Potential VP picks stump for Romney as choice nears

Potential VP picks stump for Romney as choice nears

Two of the top contenders to be Mitt Romney’s running mate hit the campaign trail Wednesday, with co-favorite Tim Pawlenty saying “we’ll know soon enough” who fills out the Republican ticket.

Minnesota ex-governor Pawlenty and Ohio’s Senator Rob Portman are rumored to be in the final running, and Romney is expected to announce his decision soon, perhaps as early as this week ahead of a bus tour through four states.

Their mission Wednesday was to stump for the party’s presumptive nominee and challenge Obama on various issues, including how to turn around the sluggish economy, as speculation mounted over who Romney would choose.

“As to the vice presidential thing, we’ll know soon enough,” Pawlenty, who ran for president briefly before dropping out and backing Romney, told reporters in Jackson, Michigan where he helped open a Romney campaign office.

The feisty Minnesotan with blue-collar roots, who regularly appears alongside Romney on the campaign trail, would not be drawn on who might end up on the ticket, but said the Republican flagbearer has options aplenty.

“He’s got a lot of great people to pick from,” Pawlenty told the Detroit Free Press.

US pundits point to six or eight serious candidates for the number two job, including Senator Marco Rubio of Florida, governors Chris Christie of New Jersey and Bobby Jindal of Louisiana, and congressman Paul Ryan of Wisconsin.

But Portman has been mentioned perhaps most of all.

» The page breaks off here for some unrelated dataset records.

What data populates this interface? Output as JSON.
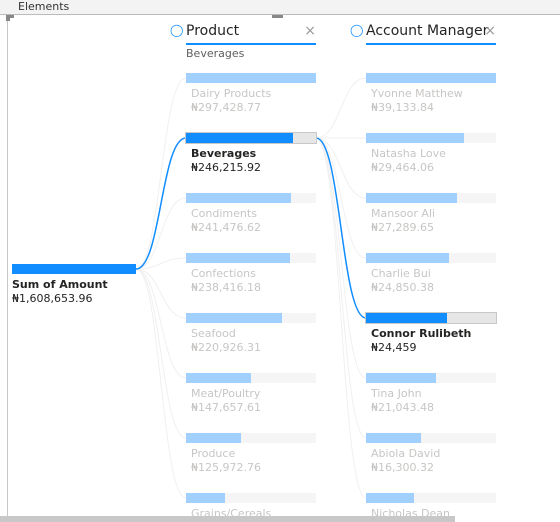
{
  "window": {
    "title": "Elements"
  },
  "root": {
    "label": "Sum of Amount",
    "value": "₦1,608,653.96"
  },
  "columns": [
    {
      "title": "Product",
      "close": "×",
      "selected_caption": "Beverages",
      "icon": "lightbulb-icon",
      "selected_index": 1,
      "items": [
        {
          "label": "Dairy Products",
          "value": "₦297,428.77",
          "fill": 1.0
        },
        {
          "label": "Beverages",
          "value": "₦246,215.92",
          "fill": 0.82
        },
        {
          "label": "Condiments",
          "value": "₦241,476.62",
          "fill": 0.81
        },
        {
          "label": "Confections",
          "value": "₦238,416.18",
          "fill": 0.8
        },
        {
          "label": "Seafood",
          "value": "₦220,926.31",
          "fill": 0.74
        },
        {
          "label": "Meat/Poultry",
          "value": "₦147,657.61",
          "fill": 0.5
        },
        {
          "label": "Produce",
          "value": "₦125,972.76",
          "fill": 0.42
        },
        {
          "label": "Grains/Cereals",
          "value": "",
          "fill": 0.3
        }
      ]
    },
    {
      "title": "Account Manager",
      "close": "×",
      "selected_caption": "",
      "icon": "lightbulb-icon",
      "selected_index": 4,
      "items": [
        {
          "label": "Yvonne Matthew",
          "value": "₦39,133.84",
          "fill": 1.0
        },
        {
          "label": "Natasha Love",
          "value": "₦29,464.06",
          "fill": 0.75
        },
        {
          "label": "Mansoor Ali",
          "value": "₦27,289.65",
          "fill": 0.7
        },
        {
          "label": "Charlie Bui",
          "value": "₦24,850.38",
          "fill": 0.64
        },
        {
          "label": "Connor Rulibeth",
          "value": "₦24,459",
          "fill": 0.62
        },
        {
          "label": "Tina John",
          "value": "₦21,043.48",
          "fill": 0.54
        },
        {
          "label": "Abiola David",
          "value": "₦16,300.32",
          "fill": 0.42
        },
        {
          "label": "Nicholas Dean",
          "value": "",
          "fill": 0.37
        }
      ]
    }
  ],
  "colors": {
    "accent": "#118dff",
    "light": "#a1d0ff"
  }
}
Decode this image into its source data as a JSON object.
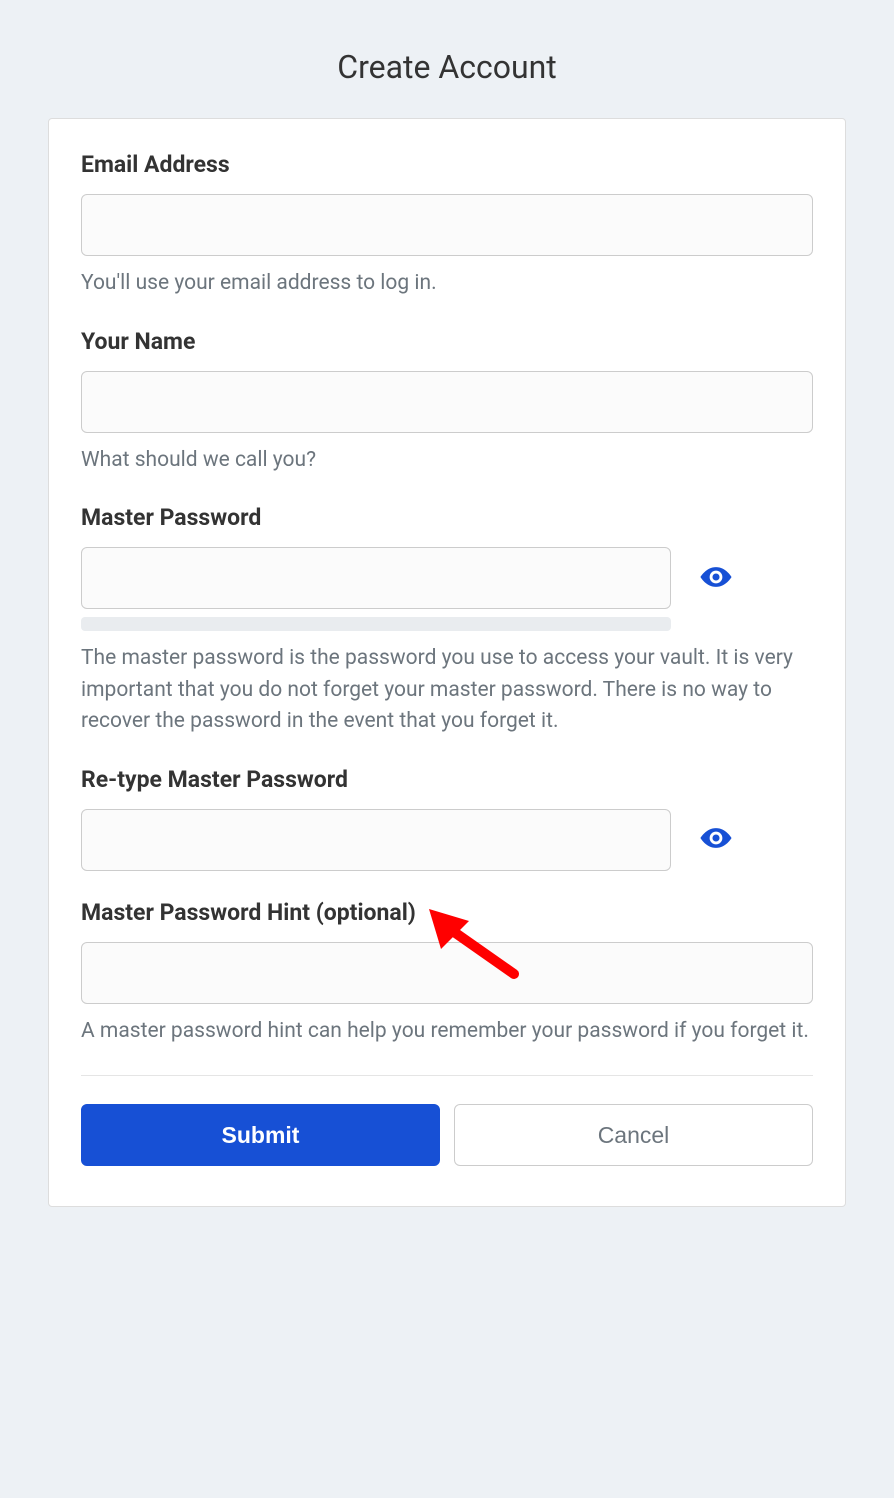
{
  "page_title": "Create Account",
  "fields": {
    "email": {
      "label": "Email Address",
      "help": "You'll use your email address to log in."
    },
    "name": {
      "label": "Your Name",
      "help": "What should we call you?"
    },
    "master_password": {
      "label": "Master Password",
      "help": "The master password is the password you use to access your vault. It is very important that you do not forget your master password. There is no way to recover the password in the event that you forget it."
    },
    "retype_password": {
      "label": "Re-type Master Password"
    },
    "hint": {
      "label": "Master Password Hint (optional)",
      "help": "A master password hint can help you remember your password if you forget it."
    }
  },
  "buttons": {
    "submit": "Submit",
    "cancel": "Cancel"
  }
}
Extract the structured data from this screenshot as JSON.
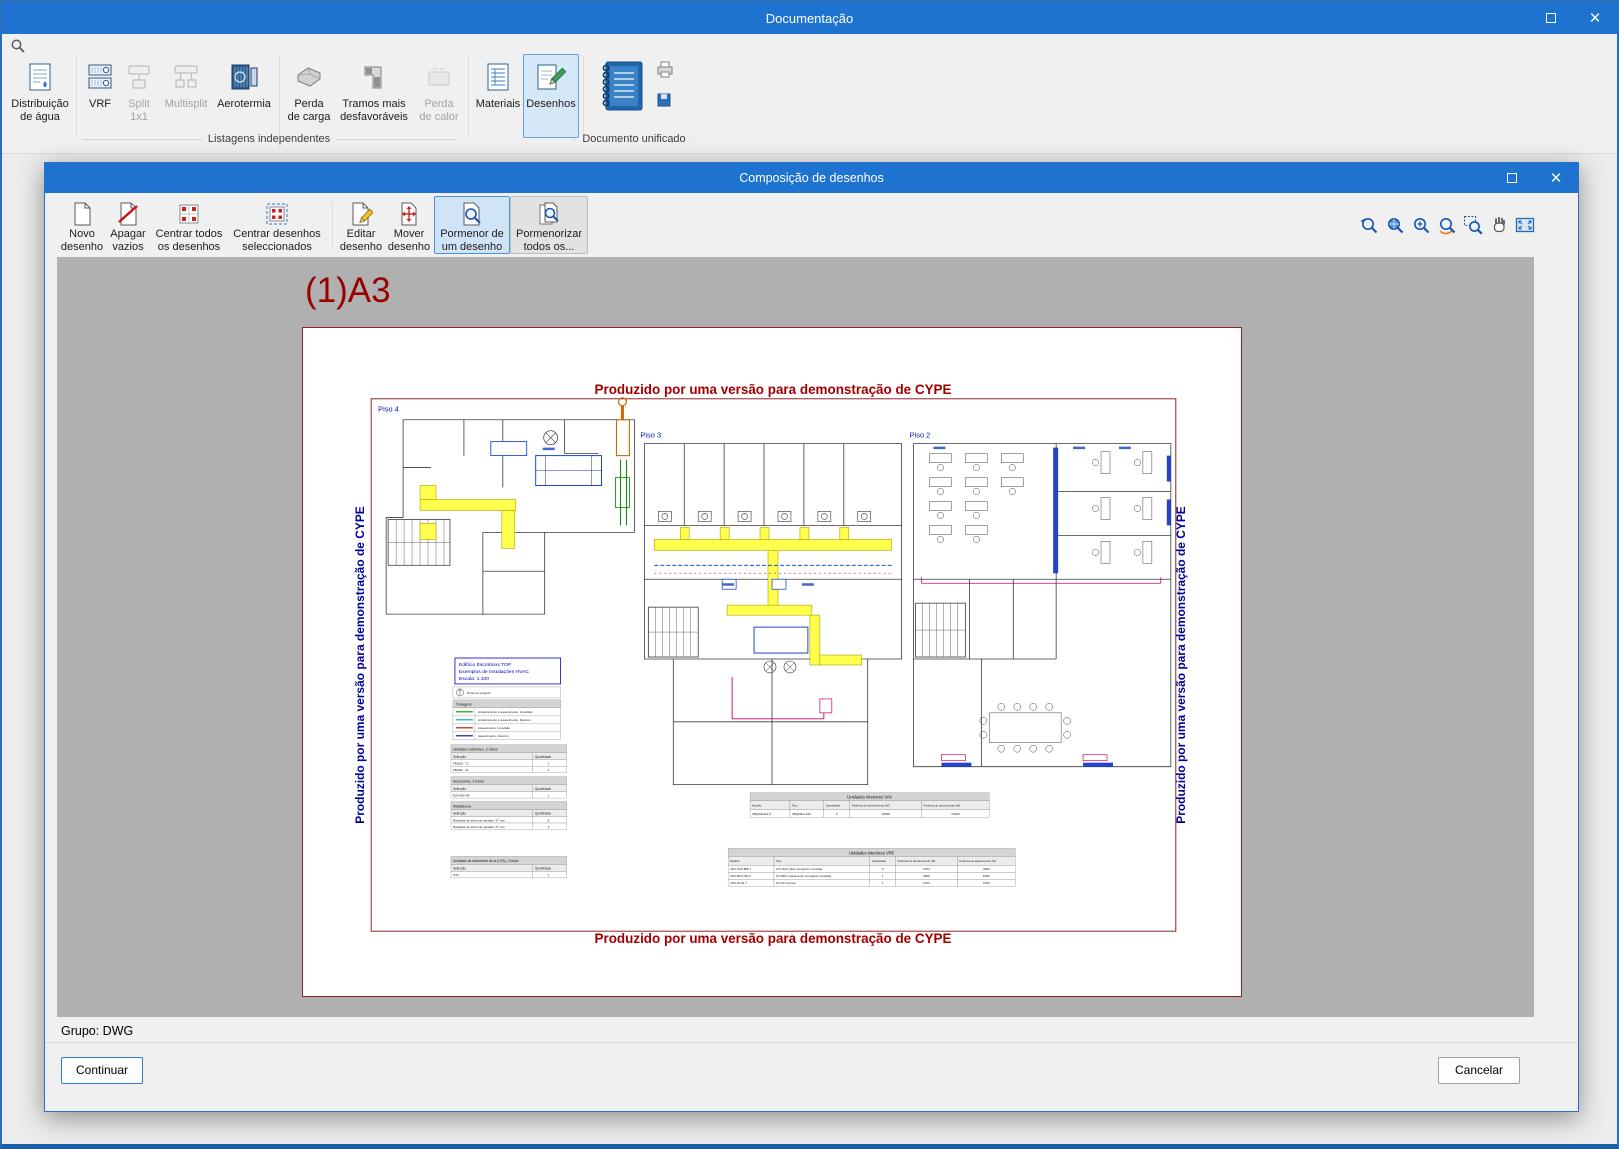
{
  "window": {
    "title": "Documentação"
  },
  "icons": {
    "maximize": "maximize-box",
    "close": "×",
    "search": "magnifier"
  },
  "colors": {
    "titlebar": "#1e73d0",
    "selection": "#cfe4f7",
    "canvas": "#b0b0b0",
    "sheet_border": "#8b2525",
    "demo_text": "#a00000",
    "vertical_text": "#000099"
  },
  "ribbon": {
    "buttons": [
      {
        "label": "Distribuição de água",
        "state": "normal"
      },
      {
        "label": "VRF",
        "state": "normal"
      },
      {
        "label": "Split 1x1",
        "state": "disabled"
      },
      {
        "label": "Multisplit",
        "state": "disabled"
      },
      {
        "label": "Aerotermia",
        "state": "normal"
      },
      {
        "label": "Perda de carga",
        "state": "normal"
      },
      {
        "label": "Tramos mais desfavoráveis",
        "state": "normal"
      },
      {
        "label": "Perda de calor",
        "state": "disabled"
      },
      {
        "label": "Materiais",
        "state": "normal"
      },
      {
        "label": "Desenhos",
        "state": "selected"
      }
    ],
    "group_labels": [
      "Listagens independentes",
      "Documento unificado"
    ]
  },
  "dialog": {
    "title": "Composição de desenhos",
    "toolbar": [
      {
        "label": "Novo desenho",
        "state": "normal"
      },
      {
        "label": "Apagar vazios",
        "state": "normal"
      },
      {
        "label": "Centrar todos os desenhos",
        "state": "normal"
      },
      {
        "label": "Centrar desenhos seleccionados",
        "state": "normal"
      },
      {
        "label": "Editar desenho",
        "state": "normal"
      },
      {
        "label": "Mover desenho",
        "state": "normal"
      },
      {
        "label": "Pormenor de um desenho",
        "state": "selected"
      },
      {
        "label": "Pormenorizar todos os...",
        "state": "highlight"
      }
    ],
    "zoom_tools": [
      "zoom-previous",
      "zoom-extents",
      "zoom-scale",
      "zoom-redraw",
      "zoom-window",
      "pan-hand",
      "fit-screen"
    ],
    "status": "Grupo: DWG",
    "buttons": {
      "continue": "Continuar",
      "cancel": "Cancelar"
    }
  },
  "drawing": {
    "sheet_label": "(1)A3",
    "demo_text": "Produzido por uma versão para demonstração de CYPE",
    "floors": [
      {
        "label": "Piso 4"
      },
      {
        "label": "Piso 3"
      },
      {
        "label": "Piso 2"
      }
    ],
    "title_block": {
      "line1": "Edifício Escritórios TOP",
      "line2": "Exemplos de Instalações HVAC",
      "line3": "Escala: 1:100"
    },
    "legend": {
      "north": "Norte do projecto",
      "pipes_title": "Tubagens",
      "pipe_rows": [
        {
          "color": "#009900",
          "label": "Arrefecimento e aquecimento, Impulsão"
        },
        {
          "color": "#00aaaa",
          "label": "Arrefecimento e aquecimento, Retorno"
        },
        {
          "color": "#cc0000",
          "label": "Aquecimento, Impulsão"
        },
        {
          "color": "#0000cc",
          "label": "Aquecimento, Retorno"
        }
      ],
      "col_sel": "Selecção",
      "col_qty": "Quantidade",
      "mini_tables": [
        {
          "title": "Unidades interiores, 2 tubos",
          "rows": [
            [
              "FBQ50 - 71",
              "2"
            ],
            [
              "FBA60 - 24",
              "1"
            ]
          ]
        },
        {
          "title": "Acessórios, 2 tubos",
          "rows": [
            [
              "EZ4-082-NF",
              "1"
            ]
          ]
        },
        {
          "title": "Radiadores",
          "rows": [
            [
              "Radiador de alumínio injetado, 57 mm",
              "8"
            ],
            [
              "Radiador de alumínio injetado, 67 mm",
              "3"
            ]
          ]
        },
        {
          "title": "Unidades de tratamento de ar (UTA), 2 tubos",
          "rows": [
            [
              "UTA",
              "1"
            ]
          ]
        }
      ]
    },
    "tables": {
      "vav": {
        "title": "Unidades interiores VAV",
        "headers": [
          "Modelo",
          "Tipo",
          "Quantidade",
          "Potência de arrefecimento (W)",
          "Potência de aquecimento (W)"
        ],
        "rows": [
          [
            "ABQDEA12-5",
            "ABQDEA-100",
            "5",
            "12000",
            "14000"
          ]
        ]
      },
      "vrf": {
        "title": "Unidades interiores VRF",
        "headers": [
          "Modelo",
          "Tipo",
          "Quantidade",
          "Potência de arrefecimento (W)",
          "Potência de aquecimento (W)"
        ],
        "rows": [
          [
            "AP2-4CC-BB-7",
            "A*2-4CC (teto compacto conduta)",
            "3",
            "3372",
            "4000"
          ],
          [
            "AP2-BC2-SN-F",
            "A*2-BC2 (pavimento compacto conduta)",
            "1",
            "5600",
            "6300"
          ],
          [
            "AP2-W-33-7",
            "A*2-W (mural)",
            "1",
            "3372",
            "3700"
          ]
        ]
      }
    }
  }
}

The low-key lawmaker is from the linchpin state of Ohio, which no successful Republican candidate has failed to win, and a Portman choice is seen as a logical bid to win over undecided voters in the crucial battleground.

Portman, who also served as budget director and US trade representative under former president George W. Bush, rallied Romney supporters in Colorado, where he hopscotched through five events as he bracketed Obama, who was making his own campaign stops in the Rocky Mountain state.

“Today is a good day for governor Romney here in Colorado,” ABC News quoted Portman as saying, as he referred to a new Quinnipiac University/CBS News/New York Times poll that shows Romney up 50 percent to 45 percent there.

“You’ll see we’re trending in the right direction.”

While accusing Obama of “attacking relentlessly” against Romney, who faces pressure to release his pre-2010 tax returns and criticism over his record at private equity firm Bain Capital, Portman himself went on the offensive, telling a crowd that Obama was largely to blame for the weak economy.

“Things are not getting better. They are getting worse,” Portman said. “We need to elect Mitt Romney to turn things around.”

Romney embarks on a bus tour Saturday through Virginia, North Carolina and Florida before concluding in Ohio, and Romney’s team has confirmed that Portman will join him at some point on the tour.